Canada’s banks are Stumbling Giants.
Book excerpt, Page A11
Canadian banks continue to deliver strong returns. But as Patricia Meredith and James L. Darroch write in their book Stumbling Giants, the status quo can’t last. This is the fourth in a series of excerpts from this year’s nominees for the Donner Prize, a $50,000 award for the best public policy book in Canada. The winner will be announced May 15.
Canadians take justifiable pride in having one of the world’s most stable banking systems. But they are tired of high fees, poor service and products that fall short of their needs. According to a recent study, 75 per cent of Canadians are unhappy with their bank.
The banks have also exhausted most of the growth opportunities from their traditional lending business. Consumers are heavily in debt and cannot afford to borrow more, especially given that interest rates may start rising again. With the introduction of computerized credit scoring in the 1990s, Canadian banks’ skill in pricing riskier loans has atrophied to the point where they no longer show much interest in providing small and mid-sized companies with the capital they need. In any case, the tighter capital requirements introduced since the financial crisis have lessened the attraction of this type of lending.
Growth in the banks’ wealth-management business will also remain anemic. Their customers are unlikely to save much in future years without innovative new investment products and services that deliver the 3.5 per cent real returns that Canadians need to afford a comfortable retirement and educate their children. If American money managers can deliver such returns, why can’t their Canadian counterparts?
New regulations that force banks to disclose their sky-high fees will provide another incentive for their customers to look elsewhere for portfolio management and advice. The banks’ wealth-management business is vulnerable to low-cost disruptors, such as Blackrock and other ETF distributors and tactical asset allocation funds, not to mention robo-advisers.
As for the lucrative payments business, technology companies are sure to keep chipping away at the banks’ private networks, in the process eroding their huge profit margins. As Brett King observed in the subtitle of his book Bank 3.0, “Banking is no longer somewhere you go, but something you do.” It is far more convenient, faster, and usually cheaper these days to use a mobile device to make a payment, transfer money, apply for a loan, or trade securities than to trek to a bank branch.
Retail banking in Canada, with its 40 per cent return on equity, is far too attractive a business for an ambitious financial services entrepreneur to ignore.

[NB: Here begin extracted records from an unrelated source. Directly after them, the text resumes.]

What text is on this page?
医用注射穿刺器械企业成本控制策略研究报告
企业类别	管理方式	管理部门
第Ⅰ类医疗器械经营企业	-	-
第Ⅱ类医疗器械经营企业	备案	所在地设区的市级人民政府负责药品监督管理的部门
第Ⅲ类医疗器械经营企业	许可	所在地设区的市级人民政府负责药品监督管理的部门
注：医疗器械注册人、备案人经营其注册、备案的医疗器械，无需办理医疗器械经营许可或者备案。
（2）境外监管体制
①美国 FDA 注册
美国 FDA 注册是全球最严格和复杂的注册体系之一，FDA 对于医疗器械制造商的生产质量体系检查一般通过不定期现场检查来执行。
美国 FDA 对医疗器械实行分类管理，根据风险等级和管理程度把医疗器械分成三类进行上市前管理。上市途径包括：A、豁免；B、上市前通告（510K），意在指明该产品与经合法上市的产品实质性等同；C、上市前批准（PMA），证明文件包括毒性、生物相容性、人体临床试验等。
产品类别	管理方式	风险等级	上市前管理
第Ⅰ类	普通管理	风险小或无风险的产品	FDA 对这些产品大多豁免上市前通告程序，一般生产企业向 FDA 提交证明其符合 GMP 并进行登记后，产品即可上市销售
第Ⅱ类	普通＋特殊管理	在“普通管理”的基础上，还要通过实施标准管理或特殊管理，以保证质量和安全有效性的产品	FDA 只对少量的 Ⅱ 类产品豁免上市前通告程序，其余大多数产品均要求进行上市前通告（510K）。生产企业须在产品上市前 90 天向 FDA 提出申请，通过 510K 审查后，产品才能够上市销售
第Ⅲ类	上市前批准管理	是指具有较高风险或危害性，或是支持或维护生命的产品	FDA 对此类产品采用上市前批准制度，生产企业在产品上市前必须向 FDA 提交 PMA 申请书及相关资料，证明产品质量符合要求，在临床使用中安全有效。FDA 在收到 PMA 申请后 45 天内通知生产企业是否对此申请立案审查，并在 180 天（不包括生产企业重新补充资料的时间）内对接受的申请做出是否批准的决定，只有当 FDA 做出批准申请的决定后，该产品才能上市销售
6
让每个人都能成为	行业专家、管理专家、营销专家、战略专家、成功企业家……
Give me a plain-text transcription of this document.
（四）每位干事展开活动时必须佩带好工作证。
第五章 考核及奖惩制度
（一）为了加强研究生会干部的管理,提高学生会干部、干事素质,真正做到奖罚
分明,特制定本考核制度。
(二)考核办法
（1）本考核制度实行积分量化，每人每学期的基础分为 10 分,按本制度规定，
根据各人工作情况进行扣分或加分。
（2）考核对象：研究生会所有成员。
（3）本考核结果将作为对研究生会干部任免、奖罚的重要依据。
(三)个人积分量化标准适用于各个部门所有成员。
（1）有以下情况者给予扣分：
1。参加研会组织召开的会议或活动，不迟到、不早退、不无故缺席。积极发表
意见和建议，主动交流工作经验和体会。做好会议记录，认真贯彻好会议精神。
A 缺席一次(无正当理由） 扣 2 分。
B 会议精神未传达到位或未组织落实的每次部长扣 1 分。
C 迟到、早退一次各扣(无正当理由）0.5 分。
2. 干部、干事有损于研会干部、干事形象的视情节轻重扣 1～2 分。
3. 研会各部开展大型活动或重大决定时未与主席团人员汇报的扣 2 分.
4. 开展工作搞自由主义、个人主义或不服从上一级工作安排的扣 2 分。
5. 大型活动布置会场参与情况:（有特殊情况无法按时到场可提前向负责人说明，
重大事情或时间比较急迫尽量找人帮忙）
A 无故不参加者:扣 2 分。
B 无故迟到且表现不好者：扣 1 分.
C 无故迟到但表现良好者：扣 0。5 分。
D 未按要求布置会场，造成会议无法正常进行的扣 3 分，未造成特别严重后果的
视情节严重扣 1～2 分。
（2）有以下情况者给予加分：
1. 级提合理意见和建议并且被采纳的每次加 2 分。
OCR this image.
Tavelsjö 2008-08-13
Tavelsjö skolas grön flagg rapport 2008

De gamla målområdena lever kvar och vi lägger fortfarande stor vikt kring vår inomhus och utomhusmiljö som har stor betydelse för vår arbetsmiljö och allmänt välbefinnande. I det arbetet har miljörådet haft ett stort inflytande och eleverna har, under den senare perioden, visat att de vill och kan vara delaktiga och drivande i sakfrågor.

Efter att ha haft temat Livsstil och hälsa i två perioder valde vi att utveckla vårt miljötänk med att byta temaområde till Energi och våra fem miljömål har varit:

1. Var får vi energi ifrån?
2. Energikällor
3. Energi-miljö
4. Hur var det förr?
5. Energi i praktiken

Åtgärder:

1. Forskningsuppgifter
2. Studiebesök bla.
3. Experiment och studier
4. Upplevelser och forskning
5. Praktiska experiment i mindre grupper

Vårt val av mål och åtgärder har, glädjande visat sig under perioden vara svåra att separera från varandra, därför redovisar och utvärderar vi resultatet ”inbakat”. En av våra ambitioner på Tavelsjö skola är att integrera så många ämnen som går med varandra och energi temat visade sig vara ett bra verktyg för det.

In this sense, the banks have set themselves up to become the victims of their own success.
Canadians still need banks, at a minimum to protect their savings, provide home mortgages, fund loans to small and mid-sized businesses, and support the capital markets for investors and large corporate and government issuers.
The banks will always play a key role in helping the Bank of Canada execute its monetary policies. Nonetheless, this book’s central theme is that change is long overdue for the banks and the rules that govern them.
Boards of directors and long-term investors must force banks to invest in innovation. Government policy needs to find a better balance between stability and innovation. Marketbased lending and bank financing for businesses must be encouraged, perhaps with government inducements. The burgeoning array of fintechs, large and small, must have easier access to a modern payments system to spur competition and innovation. Tighter regulation in other areas, such as fuller disclosure of investment management fees, an expanded Canada Pension Plan, and a much stronger Financial Consumer Agency of Canada, will help Canadian consumers take advantage of cheaper alternatives to grow their retirement savings and manage their transactions.
Finding the common ground necessary to ensure that Canadians continue to benefit from a safe and secure banking system is good for us all.
The trouble is, the chances that the Canadian banks will carry out such a farreaching transformation without a push from their stakeholders are not much higher than zero. Regulators are focused on protecting the status quo. Investors and analysts expect the banks to churn out quarterly earnings growth to justify their share prices. Senior managers — and many other employees — receive bonuses based on meeting those earnings targets. Most employees also own shares in their bank, either directly through stock options and deferred share units or indirectly through pension and mutual funds. It is clearly in their selfinterest to work as hard as they can to meet those short-term targets, and — to paraphrase Chuck Prince, the former Citibank CEO — “to keep dancing until the music stops.”